Le piratage de SolarWinds a été suivi d’une augmentation étonnante des attaques de ransomware, les schémas d’extorsion qui ont fait la une des journaux dans lesquels des groupes de pirates criminels bloquent les données d’une entreprise ou d’un hôpital, puis demandent des millions de Bitcoin pour les déverrouiller. M. Biden a accusé la Russie d’héberger ces groupes.

M. Rosenbach, l’ancien chef de la cyberpolitique du Pentagone, a déclaré que le ransomware offre une ouverture à M. Biden. « Plutôt que de se concentrer sur des » règles de conduite « naïvement abstraites, Biden devrait faire pression sur Poutine pour des actions concrètes, telles que mettre fin au fléau des attaques de ransomware contre les infrastructures critiques américaines », a-t-il déclaré.

« Poutine a un déni plausible », a-t-il dit, « et la menace de sanctions supplémentaires est probablement suffisante pour convaincre Poutine de prendre des mesures discrètes contre » les groupes responsables des attaques.

Ce serait un début, si petit.

Si l’histoire de la maîtrise des armements nucléaires s’applique à nouveau – et ce n’est peut-être pas le cas – les attentes devraient être faibles. Il est bien trop tard pour espérer l’élimination des cyberarmes, pas plus qu’on ne peut espérer éliminer les armes à feu.
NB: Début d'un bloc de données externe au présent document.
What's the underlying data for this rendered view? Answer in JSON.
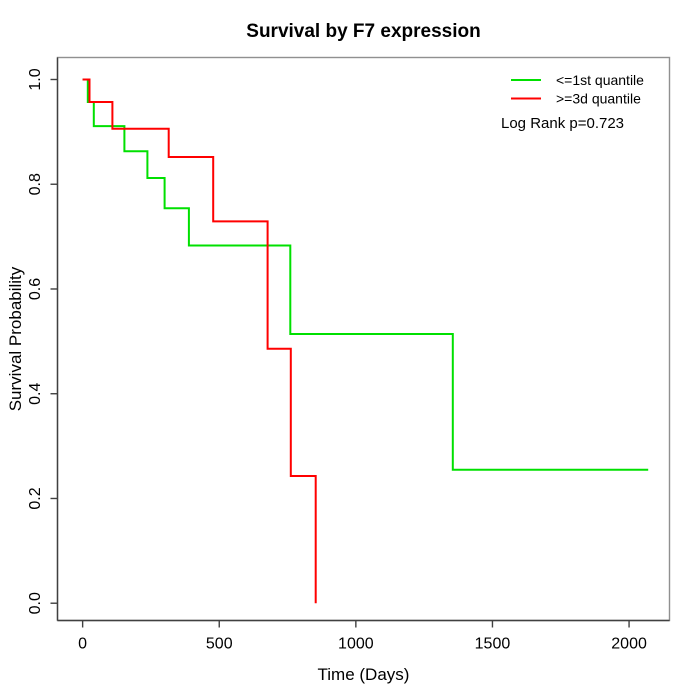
{
  "chart_data": {
    "type": "line",
    "subtype": "kaplan-meier-step-curves",
    "title": "Survival by F7 expression",
    "xlabel": "Time (Days)",
    "ylabel": "Survival Probability",
    "x_ticks": [
      0,
      500,
      1000,
      1500,
      2000
    ],
    "x_tick_labels": [
      "0",
      "500",
      "1000",
      "1500",
      "2000"
    ],
    "y_ticks": [
      0.0,
      0.2,
      0.4,
      0.6,
      0.8,
      1.0
    ],
    "y_tick_labels": [
      "0.0",
      "0.2",
      "0.4",
      "0.6",
      "0.8",
      "1.0"
    ],
    "xlim": [
      -92,
      2148
    ],
    "ylim": [
      -0.033,
      1.042
    ],
    "grid": false,
    "legend_position": "top-right",
    "annotation": "Log Rank p=0.723",
    "series": [
      {
        "name": "<=1st quantile",
        "color": "#00E000",
        "step_points": [
          [
            0,
            1.0
          ],
          [
            19,
            1.0
          ],
          [
            19,
            0.957
          ],
          [
            41,
            0.957
          ],
          [
            41,
            0.911
          ],
          [
            153,
            0.911
          ],
          [
            153,
            0.863
          ],
          [
            237,
            0.863
          ],
          [
            237,
            0.812
          ],
          [
            300,
            0.812
          ],
          [
            300,
            0.754
          ],
          [
            389,
            0.754
          ],
          [
            389,
            0.683
          ],
          [
            760,
            0.683
          ],
          [
            760,
            0.514
          ],
          [
            1355,
            0.514
          ],
          [
            1355,
            0.255
          ],
          [
            2070,
            0.255
          ]
        ]
      },
      {
        "name": ">=3d quantile",
        "color": "#FF0000",
        "step_points": [
          [
            0,
            1.0
          ],
          [
            25,
            1.0
          ],
          [
            25,
            0.957
          ],
          [
            109,
            0.957
          ],
          [
            109,
            0.906
          ],
          [
            315,
            0.906
          ],
          [
            315,
            0.852
          ],
          [
            478,
            0.852
          ],
          [
            478,
            0.729
          ],
          [
            677,
            0.729
          ],
          [
            677,
            0.486
          ],
          [
            762,
            0.486
          ],
          [
            762,
            0.243
          ],
          [
            853,
            0.243
          ],
          [
            853,
            0.0
          ]
        ]
      }
    ]
  }
}
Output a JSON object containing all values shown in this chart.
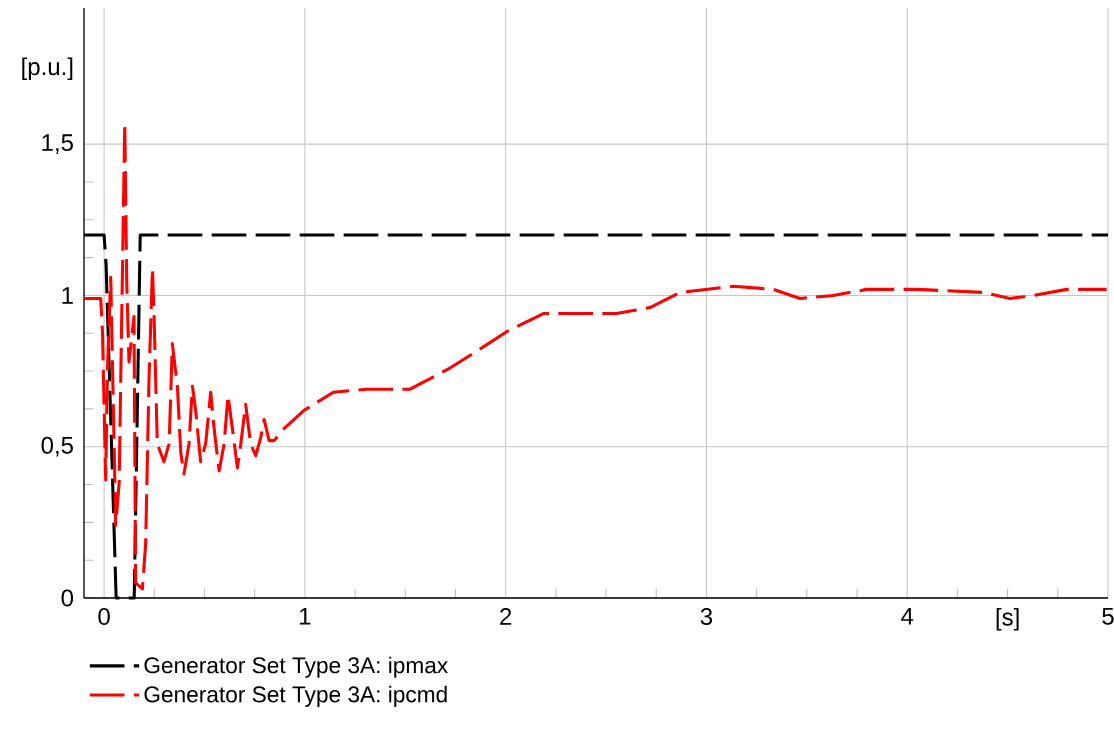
{
  "chart_data": {
    "type": "line",
    "xlabel": "[s]",
    "ylabel": "[p.u.]",
    "xlim": [
      -0.1,
      5
    ],
    "ylim": [
      0,
      1.95
    ],
    "xticks": [
      0,
      1,
      2,
      3,
      4,
      5
    ],
    "yticks": [
      0,
      {
        "value": 0.5,
        "label": "0,5"
      },
      1,
      {
        "value": 1.5,
        "label": "1,5"
      }
    ],
    "grid": true,
    "legend": "bottom",
    "line_style": "dashed",
    "series": [
      {
        "name": "Generator Set Type 3A: ipmax",
        "color": "#000000",
        "x": [
          -0.1,
          0,
          0.01,
          0.06,
          0.15,
          0.18,
          5
        ],
        "values": [
          1.2,
          1.2,
          1.1,
          0,
          0,
          1.2,
          1.2
        ]
      },
      {
        "name": "Generator Set Type 3A: ipcmd",
        "color": "#ff0000",
        "x": [
          -0.1,
          -0.017,
          -0.008,
          0.008,
          0.017,
          0.033,
          0.058,
          0.075,
          0.103,
          0.113,
          0.124,
          0.149,
          0.157,
          0.191,
          0.207,
          0.224,
          0.241,
          0.249,
          0.265,
          0.298,
          0.324,
          0.34,
          0.365,
          0.382,
          0.398,
          0.423,
          0.44,
          0.456,
          0.481,
          0.506,
          0.531,
          0.548,
          0.573,
          0.598,
          0.617,
          0.639,
          0.664,
          0.681,
          0.705,
          0.73,
          0.755,
          0.78,
          0.797,
          0.822,
          0.847,
          0.896,
          0.996,
          1.142,
          1.308,
          1.524,
          1.723,
          1.889,
          2.005,
          2.188,
          2.387,
          2.553,
          2.636,
          2.719,
          2.869,
          3.134,
          3.334,
          3.466,
          3.632,
          3.798,
          4.047,
          4.379,
          4.512,
          4.628,
          4.794,
          4.993
        ],
        "values": [
          0.99,
          0.99,
          0.88,
          0.39,
          0.76,
          1.06,
          0.24,
          0.38,
          1.57,
          1.04,
          0.78,
          0.93,
          0.05,
          0.03,
          0.18,
          0.73,
          1.09,
          0.93,
          0.51,
          0.45,
          0.51,
          0.84,
          0.7,
          0.48,
          0.41,
          0.51,
          0.7,
          0.62,
          0.45,
          0.51,
          0.68,
          0.56,
          0.42,
          0.51,
          0.67,
          0.56,
          0.43,
          0.51,
          0.64,
          0.51,
          0.47,
          0.53,
          0.59,
          0.52,
          0.52,
          0.56,
          0.62,
          0.68,
          0.69,
          0.69,
          0.76,
          0.83,
          0.88,
          0.94,
          0.94,
          0.94,
          0.95,
          0.96,
          1.01,
          1.03,
          1.02,
          0.99,
          1.0,
          1.02,
          1.02,
          1.01,
          0.99,
          1.0,
          1.02,
          1.02
        ]
      }
    ]
  }
}
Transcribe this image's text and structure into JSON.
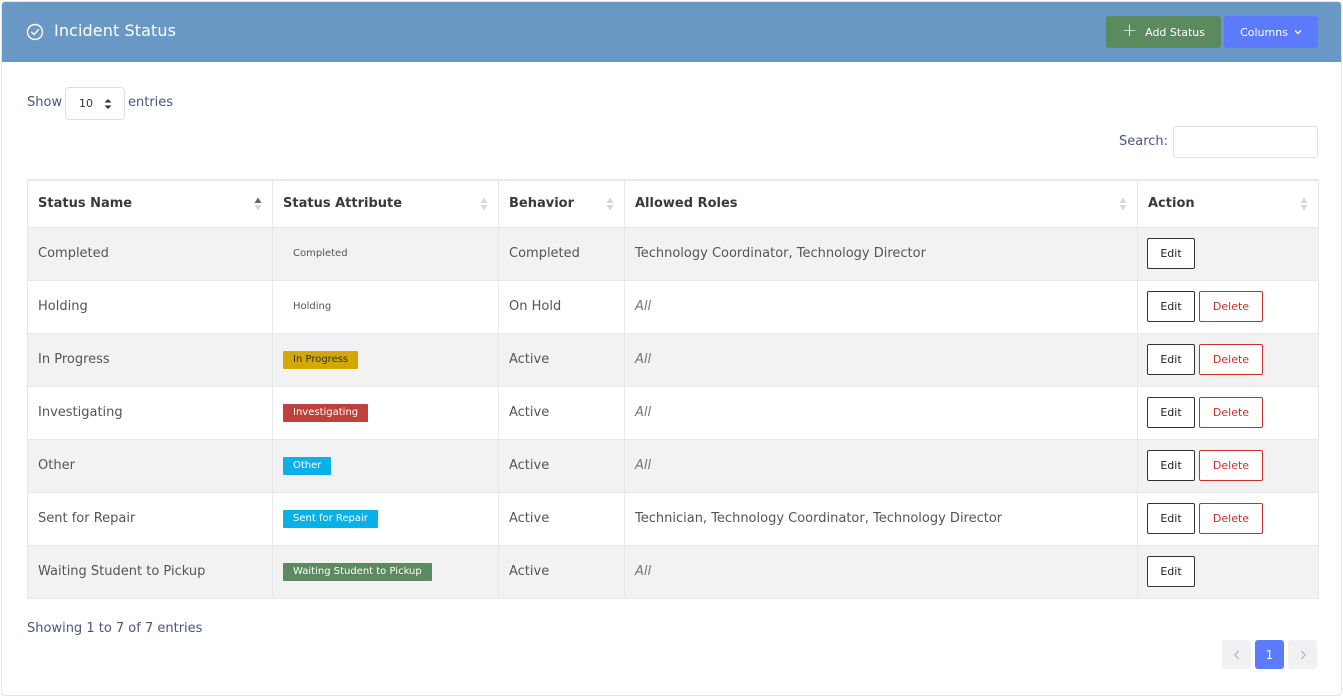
{
  "header": {
    "title": "Incident Status",
    "add_label": "Add Status",
    "columns_label": "Columns"
  },
  "length": {
    "show": "Show",
    "value": "10",
    "entries": "entries"
  },
  "search": {
    "label": "Search:",
    "value": ""
  },
  "table": {
    "columns": [
      "Status Name",
      "Status Attribute",
      "Behavior",
      "Allowed Roles",
      "Action"
    ],
    "rows": [
      {
        "name": "Completed",
        "attr": "Completed",
        "attr_bg": "",
        "attr_fg": "#555555",
        "behavior": "Completed",
        "roles": "Technology Coordinator, Technology Director",
        "roles_italic": false,
        "edit": "Edit",
        "delete": ""
      },
      {
        "name": "Holding",
        "attr": "Holding",
        "attr_bg": "",
        "attr_fg": "#555555",
        "behavior": "On Hold",
        "roles": "All",
        "roles_italic": true,
        "edit": "Edit",
        "delete": "Delete"
      },
      {
        "name": "In Progress",
        "attr": "In Progress",
        "attr_bg": "#d4a800",
        "attr_fg": "#333333",
        "behavior": "Active",
        "roles": "All",
        "roles_italic": true,
        "edit": "Edit",
        "delete": "Delete"
      },
      {
        "name": "Investigating",
        "attr": "Investigating",
        "attr_bg": "#c0413b",
        "attr_fg": "#ffffff",
        "behavior": "Active",
        "roles": "All",
        "roles_italic": true,
        "edit": "Edit",
        "delete": "Delete"
      },
      {
        "name": "Other",
        "attr": "Other",
        "attr_bg": "#0ab0e8",
        "attr_fg": "#ffffff",
        "behavior": "Active",
        "roles": "All",
        "roles_italic": true,
        "edit": "Edit",
        "delete": "Delete"
      },
      {
        "name": "Sent for Repair",
        "attr": "Sent for Repair",
        "attr_bg": "#0ab0e8",
        "attr_fg": "#ffffff",
        "behavior": "Active",
        "roles": "Technician, Technology Coordinator, Technology Director",
        "roles_italic": false,
        "edit": "Edit",
        "delete": "Delete"
      },
      {
        "name": "Waiting Student to Pickup",
        "attr": "Waiting Student to Pickup",
        "attr_bg": "#5a8a5e",
        "attr_fg": "#ffffff",
        "behavior": "Active",
        "roles": "All",
        "roles_italic": true,
        "edit": "Edit",
        "delete": ""
      }
    ]
  },
  "footer": {
    "info": "Showing 1 to 7 of 7 entries",
    "current_page": "1"
  },
  "colors": {
    "header_bg": "#6a98c4",
    "add_btn": "#5a8a5e",
    "primary": "#5b7bfa"
  }
}
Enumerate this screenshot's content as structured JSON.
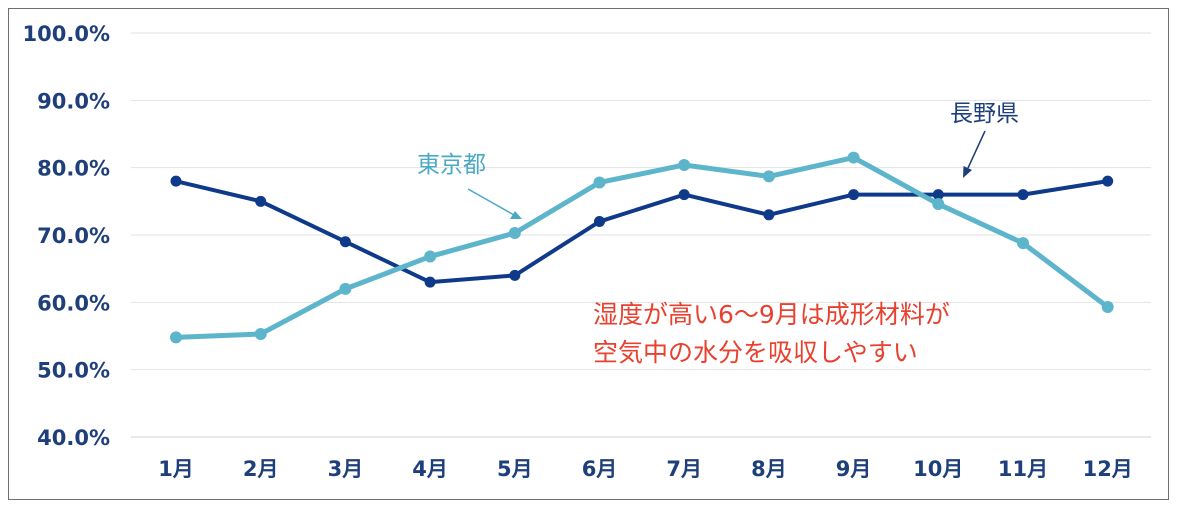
{
  "chart_data": {
    "type": "line",
    "categories": [
      "1月",
      "2月",
      "3月",
      "4月",
      "5月",
      "6月",
      "7月",
      "8月",
      "9月",
      "10月",
      "11月",
      "12月"
    ],
    "series": [
      {
        "name": "長野県",
        "color": "#0f3a8a",
        "values": [
          78,
          75,
          69,
          63,
          64,
          72,
          76,
          73,
          76,
          76,
          76,
          78
        ]
      },
      {
        "name": "東京都",
        "color": "#5db5cc",
        "values": [
          54.8,
          55.3,
          62,
          66.8,
          70.3,
          77.8,
          80.4,
          78.7,
          81.5,
          74.6,
          68.8,
          59.3
        ]
      }
    ],
    "y_ticks": [
      "40.0%",
      "50.0%",
      "60.0%",
      "70.0%",
      "80.0%",
      "90.0%",
      "100.0%"
    ],
    "ylim": [
      40,
      100
    ],
    "grid": true,
    "annotations": {
      "nagano_label": "長野県",
      "tokyo_label": "東京都",
      "note_line1": "湿度が高い6〜9月は成形材料が",
      "note_line2": "空気中の水分を吸収しやすい"
    },
    "colors": {
      "axis_text": "#1f3f7a",
      "grid": "#e2e2e2",
      "note": "#e8412f"
    }
  }
}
Le mieux que nous puissions faire serait peut-être une première tentative de « Convention de Genève » numérique limitant l’utilisation des cyberarmes contre les civils. Et l’endroit idéal à essayer est peut-être à Genève même.

Mais c’est presque certainement plus loin que M. Poutine est prêt à aller. Avec son économie trop dépendante des combustibles fossiles et sa population montrant des signes d’agitation, sa seule superpuissance restante est la perturbation de ses rivaux démocrates.